The new approach has shown that binding can be carried out in non-standard albumin sites and in several sites simultaneously for different types of these substances.

— In the course of all our experiments, we have shown with atomic precision where the molecules of these compounds bind to albumin, which is a novelty from the point of view of developing photosensitizers. Our combined approach will make the analysis of anti—cancer compounds much more accurate, and the process of developing new drugs for cancer therapy easier and faster. Now we are going to apply the approach we have developed to study how photosensitizers bind to DNA molecules," said Mikhail Kolokolov.

Photo: IZVESTIA/Anna Selina

Thanks to the combination of computer analysis and electronic paramagnetic resonance data, the scientists were able to significantly reduce the number of time-consuming calculations and experiments, simplify the determination of interactions between albumin and photosensitizers. This work will make it possible to predict the most promising compounds for photodynamic anticancer therapy.

A method that visualizes drug binding to albumin may open a new page in the design of anticancer drugs.
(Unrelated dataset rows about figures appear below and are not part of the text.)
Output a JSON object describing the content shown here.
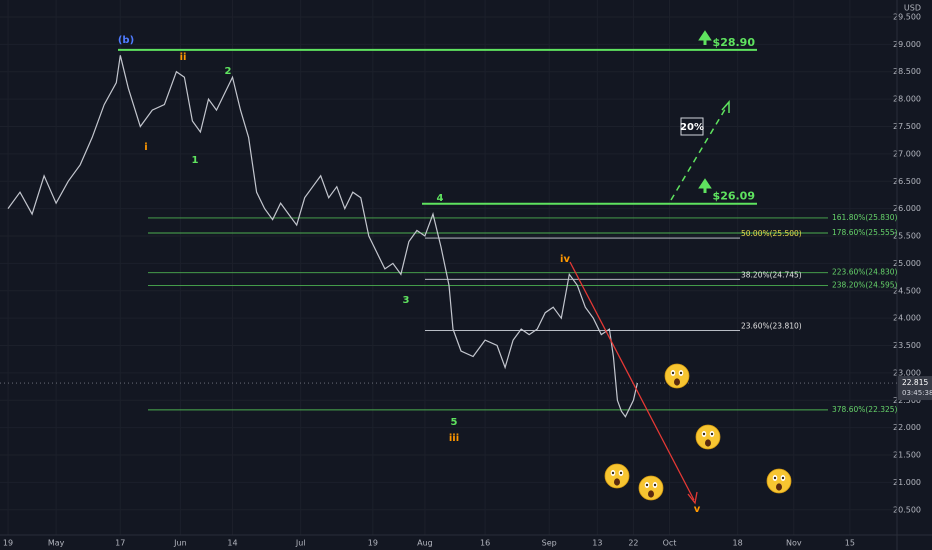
{
  "chart_data": {
    "type": "line",
    "currency": "USD",
    "color": "#c3c6ce",
    "x": [
      0,
      3,
      6,
      9,
      12,
      15,
      18,
      21,
      24,
      27,
      28,
      30,
      33,
      36,
      39,
      42,
      44,
      46,
      48,
      50,
      52,
      54,
      56,
      58,
      60,
      62,
      64,
      66,
      68,
      70,
      72,
      74,
      76,
      78,
      80,
      82,
      84,
      86,
      88,
      90,
      92,
      94,
      96,
      98,
      100,
      102,
      104,
      106,
      108,
      110,
      111,
      113,
      116,
      119,
      122,
      124,
      126,
      128,
      130,
      132,
      134,
      136,
      138,
      140,
      142,
      144,
      146,
      148,
      150,
      151,
      152,
      153,
      154,
      156,
      157
    ],
    "values": [
      26.0,
      26.3,
      25.9,
      26.6,
      26.1,
      26.5,
      26.8,
      27.3,
      27.9,
      28.3,
      28.8,
      28.2,
      27.5,
      27.8,
      27.9,
      28.5,
      28.4,
      27.6,
      27.4,
      28.0,
      27.8,
      28.1,
      28.4,
      27.8,
      27.3,
      26.3,
      26.0,
      25.8,
      26.1,
      25.9,
      25.7,
      26.2,
      26.4,
      26.6,
      26.2,
      26.4,
      26.0,
      26.3,
      26.2,
      25.5,
      25.2,
      24.9,
      25.0,
      24.8,
      25.4,
      25.6,
      25.5,
      25.9,
      25.3,
      24.6,
      23.8,
      23.4,
      23.3,
      23.6,
      23.5,
      23.1,
      23.6,
      23.8,
      23.7,
      23.8,
      24.1,
      24.2,
      24.0,
      24.8,
      24.6,
      24.2,
      24.0,
      23.7,
      23.8,
      23.3,
      22.5,
      22.3,
      22.2,
      22.5,
      22.815
    ],
    "xlim": [
      -2,
      221.75
    ],
    "ylim": [
      20.04,
      29.81
    ],
    "xticks": [
      {
        "value": 0,
        "label": "19"
      },
      {
        "value": 12,
        "label": "May"
      },
      {
        "value": 28,
        "label": "17"
      },
      {
        "value": 43,
        "label": "Jun"
      },
      {
        "value": 56,
        "label": "14"
      },
      {
        "value": 73,
        "label": "Jul"
      },
      {
        "value": 91,
        "label": "19"
      },
      {
        "value": 104,
        "label": "Aug"
      },
      {
        "value": 119,
        "label": "16"
      },
      {
        "value": 135,
        "label": "Sep"
      },
      {
        "value": 147,
        "label": "13"
      },
      {
        "value": 156,
        "label": "22"
      },
      {
        "value": 165,
        "label": "Oct"
      },
      {
        "value": 182,
        "label": "18"
      },
      {
        "value": 196,
        "label": "Nov"
      },
      {
        "value": 210,
        "label": "15"
      }
    ],
    "yticks": [
      {
        "value": 20.5,
        "label": "20.500"
      },
      {
        "value": 21,
        "label": "21.000"
      },
      {
        "value": 21.5,
        "label": "21.500"
      },
      {
        "value": 22,
        "label": "22.000"
      },
      {
        "value": 22.5,
        "label": "22.500"
      },
      {
        "value": 23,
        "label": "23.000"
      },
      {
        "value": 23.5,
        "label": "23.500"
      },
      {
        "value": 24,
        "label": "24.000"
      },
      {
        "value": 24.5,
        "label": "24.500"
      },
      {
        "value": 25,
        "label": "25.000"
      },
      {
        "value": 25.5,
        "label": "25.500"
      },
      {
        "value": 26,
        "label": "26.000"
      },
      {
        "value": 26.5,
        "label": "26.500"
      },
      {
        "value": 27,
        "label": "27.000"
      },
      {
        "value": 27.5,
        "label": "27.500"
      },
      {
        "value": 28,
        "label": "28.000"
      },
      {
        "value": 28.5,
        "label": "28.500"
      },
      {
        "value": 29,
        "label": "29.000"
      },
      {
        "value": 29.5,
        "label": "29.500"
      }
    ],
    "grid": true,
    "last_price": 22.815,
    "countdown": "03:45:38",
    "targets": [
      {
        "value": 28.9,
        "label": "$28.90"
      },
      {
        "value": 26.09,
        "label": "$26.09"
      }
    ],
    "fib_levels": [
      {
        "value": 25.83,
        "label": "161.80%(25.830)"
      },
      {
        "value": 25.555,
        "label": "178.60%(25.555)"
      },
      {
        "value": 24.83,
        "label": "223.60%(24.830)"
      },
      {
        "value": 24.595,
        "label": "238.20%(24.595)"
      },
      {
        "value": 22.325,
        "label": "378.60%(22.325)"
      }
    ],
    "retracements": [
      {
        "value": 25.5,
        "label": "50.00%(25.500)"
      },
      {
        "value": 24.745,
        "label": "38.20%(24.745)"
      },
      {
        "value": 23.81,
        "label": "23.60%(23.810)"
      }
    ],
    "annotations": [
      "(b)",
      "ii",
      "i",
      "2",
      "1",
      "4",
      "3",
      "5",
      "iii",
      "iv",
      "v",
      "20%"
    ]
  }
}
It allows you to create molecules not blindly, but purposefully, ensuring their optimal distribution in the body and minimizing side effects, explained Andrey Burkov, Director of Strategic Marketing and Product Portfolio Development at R-Pharm.
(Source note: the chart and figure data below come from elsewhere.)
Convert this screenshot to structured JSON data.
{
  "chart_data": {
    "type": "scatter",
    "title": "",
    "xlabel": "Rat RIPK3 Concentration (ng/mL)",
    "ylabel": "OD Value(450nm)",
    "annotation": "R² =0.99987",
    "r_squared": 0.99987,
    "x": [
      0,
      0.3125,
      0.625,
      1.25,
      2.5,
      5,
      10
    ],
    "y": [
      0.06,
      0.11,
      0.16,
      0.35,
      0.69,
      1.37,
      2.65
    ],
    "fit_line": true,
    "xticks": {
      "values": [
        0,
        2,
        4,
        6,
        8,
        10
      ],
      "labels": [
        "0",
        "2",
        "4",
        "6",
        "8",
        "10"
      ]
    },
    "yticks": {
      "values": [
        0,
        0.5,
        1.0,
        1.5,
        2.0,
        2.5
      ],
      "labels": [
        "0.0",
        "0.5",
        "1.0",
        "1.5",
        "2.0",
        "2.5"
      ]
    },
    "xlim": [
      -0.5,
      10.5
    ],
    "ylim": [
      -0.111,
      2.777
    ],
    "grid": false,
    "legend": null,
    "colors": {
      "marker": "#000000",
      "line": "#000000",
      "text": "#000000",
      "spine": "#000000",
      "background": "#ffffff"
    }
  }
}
Cancer in the environment: new drug will hit tumor cells on two fronts

As a hybrid protein, it simultaneously suppresses the growth of a neoplasm and reduces the number of vessels around it.
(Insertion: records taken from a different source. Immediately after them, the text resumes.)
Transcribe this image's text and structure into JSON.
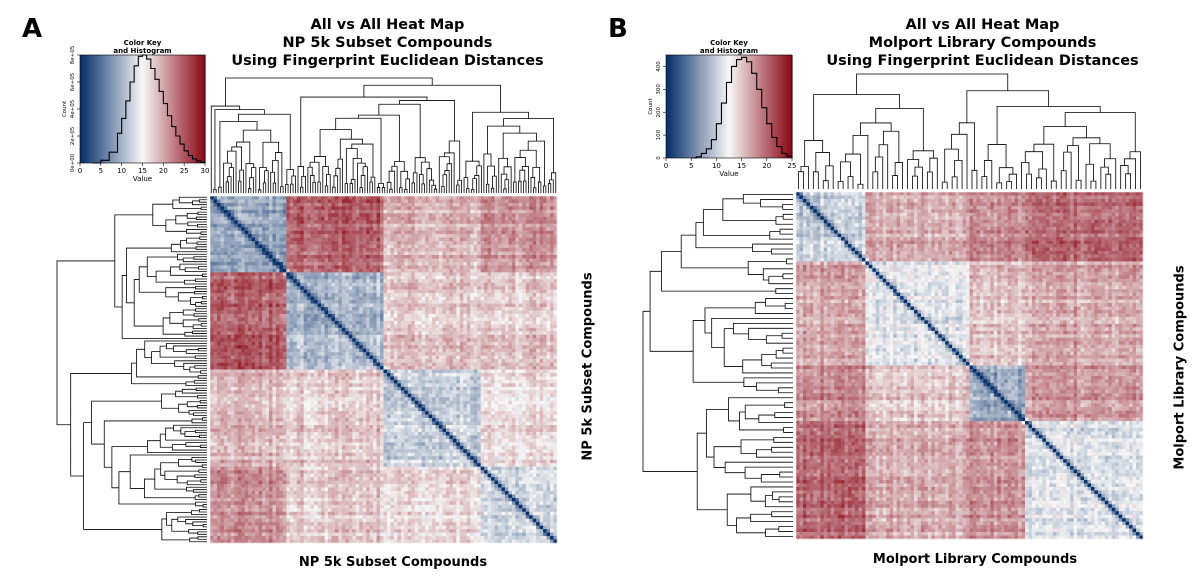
{
  "chart_data": [
    {
      "type": "heatmap",
      "panel_label": "A",
      "title_lines": [
        "All vs All Heat Map",
        "NP 5k Subset Compounds",
        "Using Fingerprint Euclidean Distances"
      ],
      "xlabel": "NP 5k Subset Compounds",
      "ylabel": "NP 5k Subset Compounds",
      "color_key": {
        "title_lines": [
          "Color Key",
          "and Histogram"
        ],
        "xlabel": "Value",
        "ylabel": "Count",
        "x_ticks": [
          "0",
          "5",
          "10",
          "15",
          "20",
          "25",
          "30"
        ],
        "x_range": [
          0,
          30
        ],
        "y_ticks": [
          "0e+00",
          "2e+05",
          "4e+05",
          "6e+05",
          "8e+05"
        ],
        "y_range": [
          0,
          800000
        ],
        "colors": {
          "low": "#08306b",
          "mid": "#f7f7f7",
          "high": "#8b0a17"
        },
        "histogram": {
          "x": [
            3,
            5,
            7,
            9,
            10,
            11,
            12,
            13,
            14,
            15,
            16,
            17,
            18,
            19,
            20,
            21,
            22,
            23,
            24,
            25,
            26,
            27,
            28,
            29,
            30
          ],
          "y": [
            0,
            20000,
            80000,
            220000,
            330000,
            460000,
            600000,
            720000,
            790000,
            800000,
            770000,
            700000,
            620000,
            530000,
            440000,
            350000,
            270000,
            200000,
            140000,
            90000,
            55000,
            30000,
            15000,
            5000,
            0
          ]
        }
      },
      "matrix_blocks": [
        0,
        22,
        50,
        78,
        100
      ],
      "block_means": [
        [
          0.3,
          0.82,
          0.64,
          0.72
        ],
        [
          0.82,
          0.34,
          0.6,
          0.6
        ],
        [
          0.64,
          0.6,
          0.4,
          0.56
        ],
        [
          0.72,
          0.6,
          0.56,
          0.42
        ]
      ]
    },
    {
      "type": "heatmap",
      "panel_label": "B",
      "title_lines": [
        "All vs All Heat Map",
        "Molport Library Compounds",
        "Using Fingerprint Euclidean Distances"
      ],
      "xlabel": "Molport Library Compounds",
      "ylabel": "Molport Library Compounds",
      "color_key": {
        "title_lines": [
          "Color Key",
          "and Histogram"
        ],
        "xlabel": "Value",
        "ylabel": "Count",
        "x_ticks": [
          "0",
          "5",
          "10",
          "15",
          "20",
          "25"
        ],
        "x_range": [
          0,
          25
        ],
        "y_ticks": [
          "0",
          "100",
          "200",
          "300",
          "400"
        ],
        "y_range": [
          0,
          450
        ],
        "colors": {
          "low": "#08306b",
          "mid": "#f7f7f7",
          "high": "#8b0a17"
        },
        "histogram": {
          "x": [
            5,
            6,
            7,
            8,
            9,
            10,
            11,
            12,
            13,
            14,
            15,
            16,
            17,
            18,
            19,
            20,
            21,
            22,
            23,
            24,
            25
          ],
          "y": [
            0,
            5,
            20,
            40,
            80,
            150,
            240,
            330,
            400,
            430,
            440,
            420,
            370,
            300,
            220,
            150,
            90,
            50,
            20,
            8,
            0
          ]
        }
      },
      "matrix_blocks": [
        0,
        20,
        50,
        66,
        100
      ],
      "block_means": [
        [
          0.4,
          0.66,
          0.72,
          0.8
        ],
        [
          0.66,
          0.46,
          0.6,
          0.66
        ],
        [
          0.72,
          0.6,
          0.3,
          0.7
        ],
        [
          0.8,
          0.66,
          0.7,
          0.45
        ]
      ]
    }
  ]
}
"Integrating this test into standard preclinical screening is, in fact, an additional control step that reduces risks in studies involving patients and volunteers. This makes the entire development process faster, more predictable and manageable, which in the future will accelerate the emergence of more effective and safe drugs," the specialist told Izvestia.

The developed method makes it possible to determine exactly how photosensitizers, substances used in photodynamic therapy, interact with body proteins, added molecular biologist Arina Kholkina.

Photo: NSU

Photosensitizers accumulate in tumor cells and, when exposed to light, destroy them without damaging healthy tissues. The effectiveness of treatment directly depends on how well these molecules bind to blood proteins and reach the tumor. A new combined approach combining EPR spectroscopy data and computer modeling makes it possible to determine the sites of such binding with high accuracy. This helps to quickly select photosensitizers that are better distributed throughout the body and more actively concentrated in tumor cells," she said.

According to her, the development makes the search and creation of drugs for PDT more accurate, safe and effective, paving the way for improved methods of targeted cancer therapy.

The results of the study are published in the Journal of the American Chemical Society.